= Verna Mills =

Diplomat from Saint Kitts and Nevis

Verna Mills, also known as Verna Morris-Mills, is a diplomat from Saint Kitts and Nevis. She is currently the country's ambassador to Cuba, the first woman to hold that role. She also serves as the non-resident ambassador to Ghana, South Africa, and Kenya.

== Biography ==
Mills was born in Basseterre, Saint Kitts, and grew up in Tabernacle. After attending primary and secondary school in Saint Kitts, she left in 1999 to study in Cuba, earning her bachelor's degree in philology from the University of Santiago de Cuba in 2005.
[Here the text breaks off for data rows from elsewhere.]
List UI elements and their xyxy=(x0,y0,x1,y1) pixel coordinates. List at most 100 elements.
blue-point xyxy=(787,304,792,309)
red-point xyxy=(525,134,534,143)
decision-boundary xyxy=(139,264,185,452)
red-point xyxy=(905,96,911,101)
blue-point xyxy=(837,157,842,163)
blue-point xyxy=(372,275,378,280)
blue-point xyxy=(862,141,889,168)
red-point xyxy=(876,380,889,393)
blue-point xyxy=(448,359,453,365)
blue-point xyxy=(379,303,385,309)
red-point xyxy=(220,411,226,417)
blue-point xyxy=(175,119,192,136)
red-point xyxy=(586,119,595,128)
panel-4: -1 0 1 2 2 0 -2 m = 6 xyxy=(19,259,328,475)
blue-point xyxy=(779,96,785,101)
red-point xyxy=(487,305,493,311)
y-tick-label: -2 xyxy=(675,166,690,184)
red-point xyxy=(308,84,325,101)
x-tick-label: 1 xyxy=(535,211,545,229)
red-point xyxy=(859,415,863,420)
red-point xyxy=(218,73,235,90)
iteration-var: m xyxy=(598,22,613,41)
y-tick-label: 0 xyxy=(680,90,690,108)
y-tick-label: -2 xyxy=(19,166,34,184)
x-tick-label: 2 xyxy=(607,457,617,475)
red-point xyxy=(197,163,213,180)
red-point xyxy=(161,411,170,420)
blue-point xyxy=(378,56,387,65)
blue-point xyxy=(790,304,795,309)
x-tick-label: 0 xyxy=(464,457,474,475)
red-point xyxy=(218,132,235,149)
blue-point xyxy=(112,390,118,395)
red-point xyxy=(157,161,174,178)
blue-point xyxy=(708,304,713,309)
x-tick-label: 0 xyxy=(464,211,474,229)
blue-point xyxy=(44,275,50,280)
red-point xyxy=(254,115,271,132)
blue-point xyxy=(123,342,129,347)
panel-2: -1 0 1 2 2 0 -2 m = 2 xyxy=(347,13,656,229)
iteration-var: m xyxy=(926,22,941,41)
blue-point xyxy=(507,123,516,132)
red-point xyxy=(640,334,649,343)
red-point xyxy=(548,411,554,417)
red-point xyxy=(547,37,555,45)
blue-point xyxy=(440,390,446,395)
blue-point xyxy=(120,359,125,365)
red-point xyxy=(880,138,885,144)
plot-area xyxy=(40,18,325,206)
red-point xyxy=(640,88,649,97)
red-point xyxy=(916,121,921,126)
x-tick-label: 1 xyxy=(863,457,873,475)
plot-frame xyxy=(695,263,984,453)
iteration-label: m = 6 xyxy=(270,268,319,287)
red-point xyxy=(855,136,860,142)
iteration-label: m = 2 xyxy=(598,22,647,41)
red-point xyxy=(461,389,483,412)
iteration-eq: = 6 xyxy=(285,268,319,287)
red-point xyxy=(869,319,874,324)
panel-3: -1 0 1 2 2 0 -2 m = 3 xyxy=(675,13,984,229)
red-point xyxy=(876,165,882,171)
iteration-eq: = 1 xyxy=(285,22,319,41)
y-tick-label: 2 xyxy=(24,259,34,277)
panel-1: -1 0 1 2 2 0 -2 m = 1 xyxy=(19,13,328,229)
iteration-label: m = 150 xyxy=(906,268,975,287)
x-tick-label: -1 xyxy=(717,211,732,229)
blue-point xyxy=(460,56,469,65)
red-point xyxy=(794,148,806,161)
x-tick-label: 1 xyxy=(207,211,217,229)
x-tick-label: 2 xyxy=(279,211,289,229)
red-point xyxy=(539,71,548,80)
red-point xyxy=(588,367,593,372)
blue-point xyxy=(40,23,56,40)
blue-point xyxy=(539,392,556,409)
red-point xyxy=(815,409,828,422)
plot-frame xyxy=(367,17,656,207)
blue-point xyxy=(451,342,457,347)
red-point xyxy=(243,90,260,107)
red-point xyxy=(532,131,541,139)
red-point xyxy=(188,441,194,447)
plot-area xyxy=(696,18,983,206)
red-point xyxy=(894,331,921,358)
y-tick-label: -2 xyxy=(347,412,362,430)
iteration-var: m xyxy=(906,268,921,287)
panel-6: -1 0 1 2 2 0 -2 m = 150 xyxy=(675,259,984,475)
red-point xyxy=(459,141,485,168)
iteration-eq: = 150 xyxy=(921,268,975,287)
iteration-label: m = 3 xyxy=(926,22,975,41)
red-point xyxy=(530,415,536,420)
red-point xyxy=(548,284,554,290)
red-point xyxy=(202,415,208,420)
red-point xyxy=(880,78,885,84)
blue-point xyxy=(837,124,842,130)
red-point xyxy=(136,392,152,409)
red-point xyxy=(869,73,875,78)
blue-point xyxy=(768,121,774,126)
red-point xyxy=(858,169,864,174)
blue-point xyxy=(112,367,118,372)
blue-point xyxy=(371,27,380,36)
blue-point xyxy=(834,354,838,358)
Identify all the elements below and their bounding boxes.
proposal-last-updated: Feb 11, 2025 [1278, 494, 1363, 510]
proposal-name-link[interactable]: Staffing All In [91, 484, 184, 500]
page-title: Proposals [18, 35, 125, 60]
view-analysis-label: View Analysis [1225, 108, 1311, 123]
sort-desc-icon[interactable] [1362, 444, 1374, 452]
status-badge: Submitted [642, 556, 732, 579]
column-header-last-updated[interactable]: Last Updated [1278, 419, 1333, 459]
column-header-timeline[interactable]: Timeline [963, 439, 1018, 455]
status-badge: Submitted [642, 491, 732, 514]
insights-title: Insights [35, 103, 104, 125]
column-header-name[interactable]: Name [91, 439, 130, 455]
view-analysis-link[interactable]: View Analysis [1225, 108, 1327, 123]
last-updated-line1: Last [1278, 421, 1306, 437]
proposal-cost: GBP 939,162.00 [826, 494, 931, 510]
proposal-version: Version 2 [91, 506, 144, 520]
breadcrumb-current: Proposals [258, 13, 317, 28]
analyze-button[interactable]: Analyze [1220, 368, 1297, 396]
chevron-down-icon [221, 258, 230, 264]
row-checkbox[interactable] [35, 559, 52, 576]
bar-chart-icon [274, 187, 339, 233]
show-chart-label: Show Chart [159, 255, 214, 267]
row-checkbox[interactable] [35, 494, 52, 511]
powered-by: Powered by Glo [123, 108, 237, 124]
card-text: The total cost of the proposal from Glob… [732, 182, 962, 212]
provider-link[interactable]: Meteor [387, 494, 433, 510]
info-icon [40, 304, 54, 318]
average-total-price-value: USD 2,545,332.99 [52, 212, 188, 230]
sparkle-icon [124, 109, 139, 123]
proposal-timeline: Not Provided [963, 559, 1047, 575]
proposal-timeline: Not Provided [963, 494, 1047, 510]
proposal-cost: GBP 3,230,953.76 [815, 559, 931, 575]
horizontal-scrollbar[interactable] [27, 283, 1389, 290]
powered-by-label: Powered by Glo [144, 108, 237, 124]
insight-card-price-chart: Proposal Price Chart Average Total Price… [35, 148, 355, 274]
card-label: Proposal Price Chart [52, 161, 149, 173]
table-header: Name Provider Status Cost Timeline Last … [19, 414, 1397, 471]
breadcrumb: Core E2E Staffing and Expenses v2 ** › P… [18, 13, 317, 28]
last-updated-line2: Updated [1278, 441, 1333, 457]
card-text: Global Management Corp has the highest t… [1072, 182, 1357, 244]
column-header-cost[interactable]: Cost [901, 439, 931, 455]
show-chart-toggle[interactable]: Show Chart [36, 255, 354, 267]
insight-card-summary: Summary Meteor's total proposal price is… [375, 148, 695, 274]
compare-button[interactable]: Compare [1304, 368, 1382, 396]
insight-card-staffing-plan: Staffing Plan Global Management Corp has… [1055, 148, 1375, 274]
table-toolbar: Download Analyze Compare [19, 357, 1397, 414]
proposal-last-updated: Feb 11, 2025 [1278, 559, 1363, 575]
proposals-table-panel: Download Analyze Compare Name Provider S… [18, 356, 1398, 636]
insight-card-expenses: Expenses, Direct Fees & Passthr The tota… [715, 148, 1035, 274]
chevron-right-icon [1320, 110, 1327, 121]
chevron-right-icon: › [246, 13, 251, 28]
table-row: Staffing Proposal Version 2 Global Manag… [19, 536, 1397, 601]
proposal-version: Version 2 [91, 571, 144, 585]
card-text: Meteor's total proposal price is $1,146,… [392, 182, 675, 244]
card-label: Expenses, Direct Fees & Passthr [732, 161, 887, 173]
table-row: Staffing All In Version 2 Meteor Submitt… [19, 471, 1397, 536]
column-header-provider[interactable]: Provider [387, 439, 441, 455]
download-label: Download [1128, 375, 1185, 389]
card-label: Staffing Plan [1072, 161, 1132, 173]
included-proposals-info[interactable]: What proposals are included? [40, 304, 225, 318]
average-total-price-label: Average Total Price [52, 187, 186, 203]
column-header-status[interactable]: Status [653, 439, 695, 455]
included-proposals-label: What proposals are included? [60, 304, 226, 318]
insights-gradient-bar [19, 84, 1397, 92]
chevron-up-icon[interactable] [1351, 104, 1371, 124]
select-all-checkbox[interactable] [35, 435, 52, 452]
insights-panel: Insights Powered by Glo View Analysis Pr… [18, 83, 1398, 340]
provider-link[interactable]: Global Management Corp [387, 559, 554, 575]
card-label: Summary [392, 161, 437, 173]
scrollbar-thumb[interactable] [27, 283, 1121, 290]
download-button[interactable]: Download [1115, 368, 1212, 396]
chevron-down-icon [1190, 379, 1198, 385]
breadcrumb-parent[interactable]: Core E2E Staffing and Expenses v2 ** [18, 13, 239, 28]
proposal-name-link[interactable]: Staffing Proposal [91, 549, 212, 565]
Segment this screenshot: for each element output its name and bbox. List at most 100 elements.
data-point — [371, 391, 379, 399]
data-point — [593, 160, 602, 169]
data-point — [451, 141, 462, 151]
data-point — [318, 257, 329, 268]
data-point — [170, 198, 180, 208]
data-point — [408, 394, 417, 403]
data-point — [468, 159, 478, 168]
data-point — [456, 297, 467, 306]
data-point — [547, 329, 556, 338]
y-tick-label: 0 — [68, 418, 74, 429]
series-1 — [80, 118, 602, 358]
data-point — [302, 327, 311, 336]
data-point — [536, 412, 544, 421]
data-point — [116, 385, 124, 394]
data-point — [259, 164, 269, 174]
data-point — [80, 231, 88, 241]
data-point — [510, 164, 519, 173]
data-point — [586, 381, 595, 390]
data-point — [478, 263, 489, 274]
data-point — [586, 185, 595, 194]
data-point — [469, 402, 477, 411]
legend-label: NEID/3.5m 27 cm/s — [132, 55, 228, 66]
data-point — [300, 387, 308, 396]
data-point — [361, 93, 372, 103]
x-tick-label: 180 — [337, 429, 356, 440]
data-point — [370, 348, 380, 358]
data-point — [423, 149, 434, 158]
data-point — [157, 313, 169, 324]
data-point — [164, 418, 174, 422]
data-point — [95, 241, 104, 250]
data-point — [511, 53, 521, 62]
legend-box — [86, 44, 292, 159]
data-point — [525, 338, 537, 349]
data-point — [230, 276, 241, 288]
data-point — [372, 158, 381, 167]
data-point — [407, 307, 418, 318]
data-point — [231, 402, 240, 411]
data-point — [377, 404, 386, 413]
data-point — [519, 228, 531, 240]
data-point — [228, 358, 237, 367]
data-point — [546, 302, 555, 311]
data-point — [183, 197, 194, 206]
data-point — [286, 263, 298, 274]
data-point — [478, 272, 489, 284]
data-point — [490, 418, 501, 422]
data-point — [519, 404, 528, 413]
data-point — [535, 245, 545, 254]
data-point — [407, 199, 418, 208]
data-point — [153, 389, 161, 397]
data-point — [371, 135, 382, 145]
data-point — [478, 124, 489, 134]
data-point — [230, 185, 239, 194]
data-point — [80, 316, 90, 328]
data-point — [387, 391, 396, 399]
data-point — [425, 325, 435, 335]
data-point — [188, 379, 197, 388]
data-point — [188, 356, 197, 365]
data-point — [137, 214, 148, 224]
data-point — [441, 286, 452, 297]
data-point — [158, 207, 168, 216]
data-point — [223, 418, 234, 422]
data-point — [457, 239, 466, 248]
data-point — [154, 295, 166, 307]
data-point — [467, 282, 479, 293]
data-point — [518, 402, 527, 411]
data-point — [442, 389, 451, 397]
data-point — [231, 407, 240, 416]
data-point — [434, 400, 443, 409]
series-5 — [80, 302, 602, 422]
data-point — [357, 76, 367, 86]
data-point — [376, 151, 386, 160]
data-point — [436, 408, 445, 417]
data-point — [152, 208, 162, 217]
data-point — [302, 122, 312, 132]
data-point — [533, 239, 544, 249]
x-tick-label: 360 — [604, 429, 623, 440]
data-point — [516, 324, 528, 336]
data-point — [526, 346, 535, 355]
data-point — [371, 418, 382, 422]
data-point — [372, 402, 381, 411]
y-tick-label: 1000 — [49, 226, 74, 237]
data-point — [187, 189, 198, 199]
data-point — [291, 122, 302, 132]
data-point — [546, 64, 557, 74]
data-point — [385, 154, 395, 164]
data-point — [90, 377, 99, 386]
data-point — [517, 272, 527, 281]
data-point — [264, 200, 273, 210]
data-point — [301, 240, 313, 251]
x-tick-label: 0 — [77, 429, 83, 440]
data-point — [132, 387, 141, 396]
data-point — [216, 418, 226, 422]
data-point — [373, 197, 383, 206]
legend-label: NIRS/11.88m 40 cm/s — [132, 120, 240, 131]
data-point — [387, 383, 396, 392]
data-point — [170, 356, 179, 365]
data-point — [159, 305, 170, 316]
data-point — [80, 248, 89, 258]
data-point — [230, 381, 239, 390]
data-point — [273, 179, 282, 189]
After returning to Saint Kitts later that year, she joined the Ministry of Foreign Affairs as a junior foreign service officer, working on the Latin America desk.

In 2013, she graduated with a master's degree in diplomacy and international relations from the Diplomatic School of Spain.

As a Foreign Service Officer, Mills helped establish Saint Kitts and Nevis' embassy in Havana in 2014. She was subsequently named as the chargé d'affaires at the embassy in May 2015, a role she held for two years.

In September 2017, she was appointed as ambassador to Cuba, becoming the first woman to hold this position and the youngest ambassador of Saint Kitts and Nevis at the time. She was only the second accredited resident ambassador in the history of the diplomatic relationship with Cuba.

In July 2019, Mills was named non-resident ambassador to Ghana and South Africa. Then, in December 2019, she was also appointed as the first non-resident high commissioner of Saint Kitts and Nevis to Kenya. She continues to be based in Cuba but serves as ambassador from her base there, in part via the countries' embassies in Havana themselves. She has been involved in diplomatic relations with various other countries via Havana, including Belarus.